Lefty; though when I was much younger (about 5 or maybe 6?) I used to be Ambidextrous; Doctors accidentally gave me a bit too much of something and it paralyzed me for a brief time, went to Physiotherapy to get it sorted all out. They started w/ my Left side and worked on that side for so long that I became a lefty.
 
What is this some kind of magic trick?
No. It is supposedly, according to the documentary, because the right hemisphere of the brain controls social gestures, and the left hemisphere controls logic, reasoning, practical tasks, so one tends to use each hand differently.
 
I'm left handed but my music teacher had me try/learn on right handed insturments. Turns out I am right handed musically. It is a blessing bc the majority of instruments are for righties so I have access to more instruments bc I can play them rightie.

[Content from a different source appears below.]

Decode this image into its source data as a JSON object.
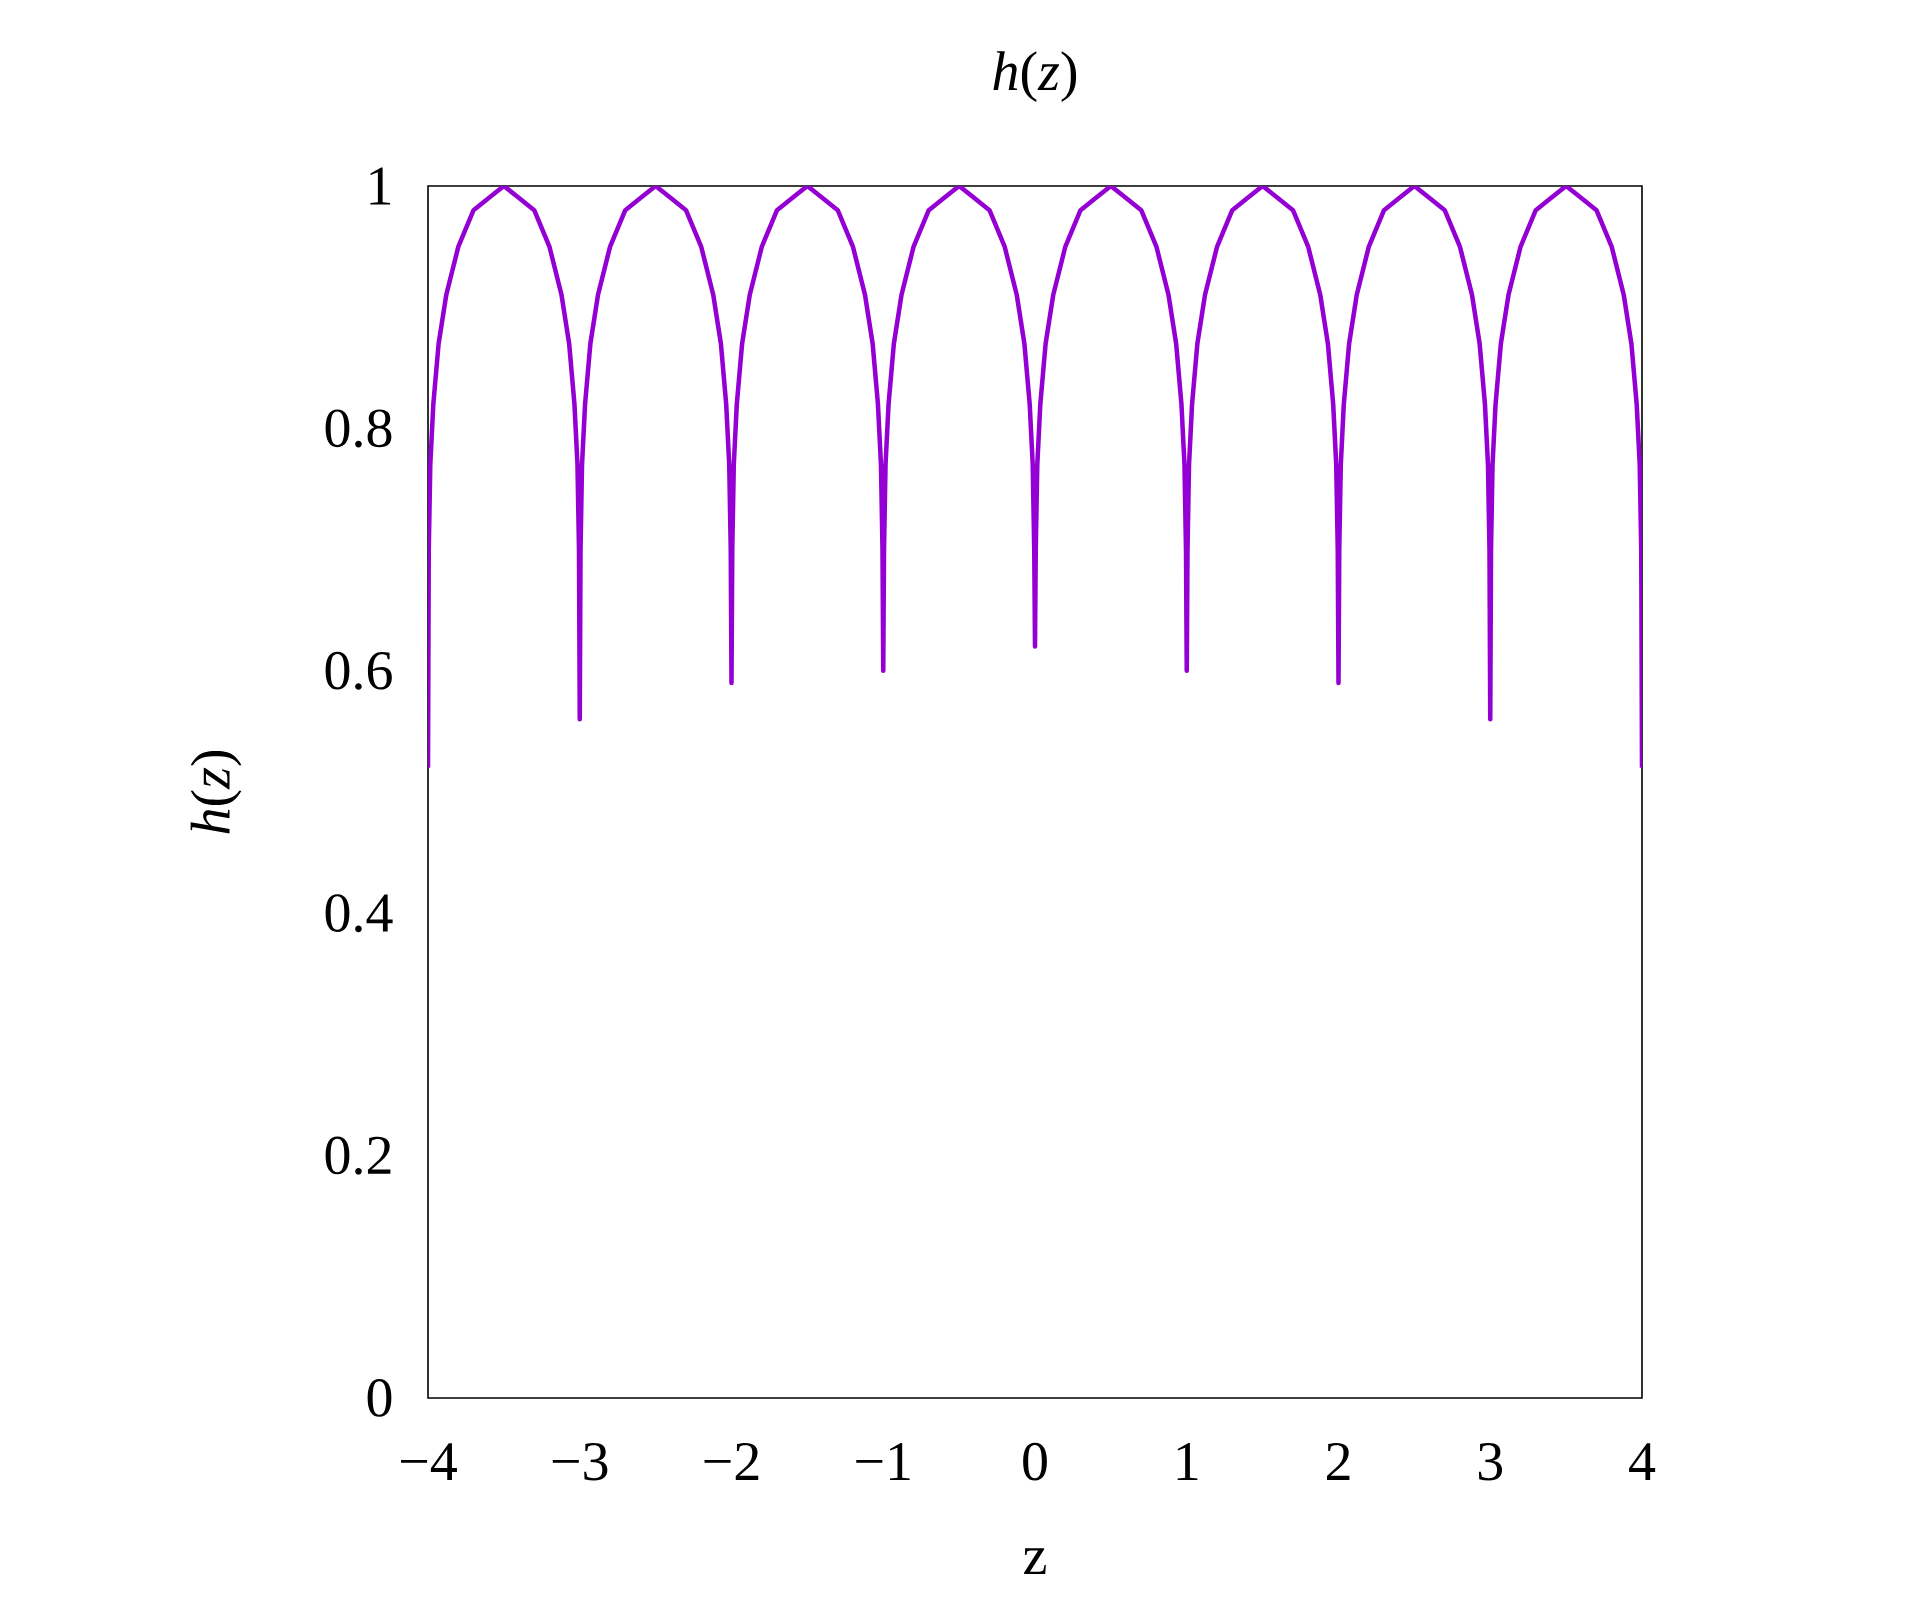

Yes your teacher was smart, there is so much more selection of instruments for righties. I play both keyboard and bass. I could have learned either way, but the way I always understood it was that just like a piano where pitches increase from left to right, the pitches on a guitar increase from left to right if played "righty". But since you grasp the neck from below, it did take me some getting used to since on a piano the pitches on the left hand increase from pinky to index finger, but on a guitar it's reverse. Playing lefty that confusion wouldn't exist.

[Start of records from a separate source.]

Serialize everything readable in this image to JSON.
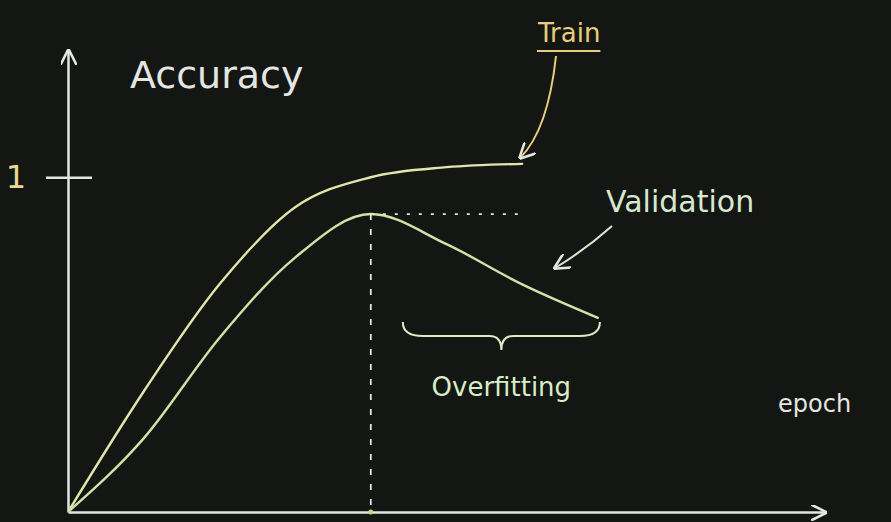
{
  "chart_data": {
    "type": "line",
    "x_label": "epoch",
    "y_label": "Accuracy",
    "x": [
      0,
      1,
      2,
      3,
      4,
      5,
      6,
      7
    ],
    "xlim": [
      0,
      10
    ],
    "ylim": [
      0,
      1.38
    ],
    "yticks": [
      1
    ],
    "tick_labels": "y",
    "series": [
      {
        "name": "Train",
        "color": "#dfe6a8",
        "values": [
          0,
          0.36,
          0.68,
          0.91,
          1,
          1.03,
          1.04,
          null
        ]
      },
      {
        "name": "Validation",
        "color": "#cfe3a6",
        "values": [
          0,
          0.22,
          0.52,
          0.76,
          0.89,
          0.8,
          0.68,
          0.58
        ]
      }
    ],
    "annotations": [
      "Overfitting"
    ]
  }
}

I learned to write righty but do pretty much everything else lefty. Or ambidextrous, many things just go to which hand is available, even using tools or turning a key in a lock. I can type on the full keyboard with the left but is slow with the right. Can use the mouse either way, dial a phone either way, eat, drink, if I smoked I'd hold it with the left. As a kid I skateboarded and was told I rode barkwards or goofyfoot, but once I saw pictures of Tony Hawk riding like me, I dismissed it from being wrong. During my daughter's hunter safety a few years ago, I learned I am left eye dominant, and right hand/left eye dominant they said is a rare combination. I had thought most people were and that's why viewfinders are on the left side of cameras.

In 1997 I broke my right wrist rollerskating and that side was out of commission for 2 months. So I had to do everything with my left hand. It wasn't hard to write lefty, people said I wrote better with my left than they did with their right. I worked with another engineer at the time who only had 1 arm to begin with, so I had some fellowship. But one thing happened. With my right arm being out of service, I started thinking differently. We designed engine transfer machines and I started reading the drawings from left to right instead of right to left. I wondered if this is how lefties think.
 
Predominantly right handed. Right sided really - my right limbs function better than the left ones. With exceptions, asking me to left hand is just disaster waiting to happen.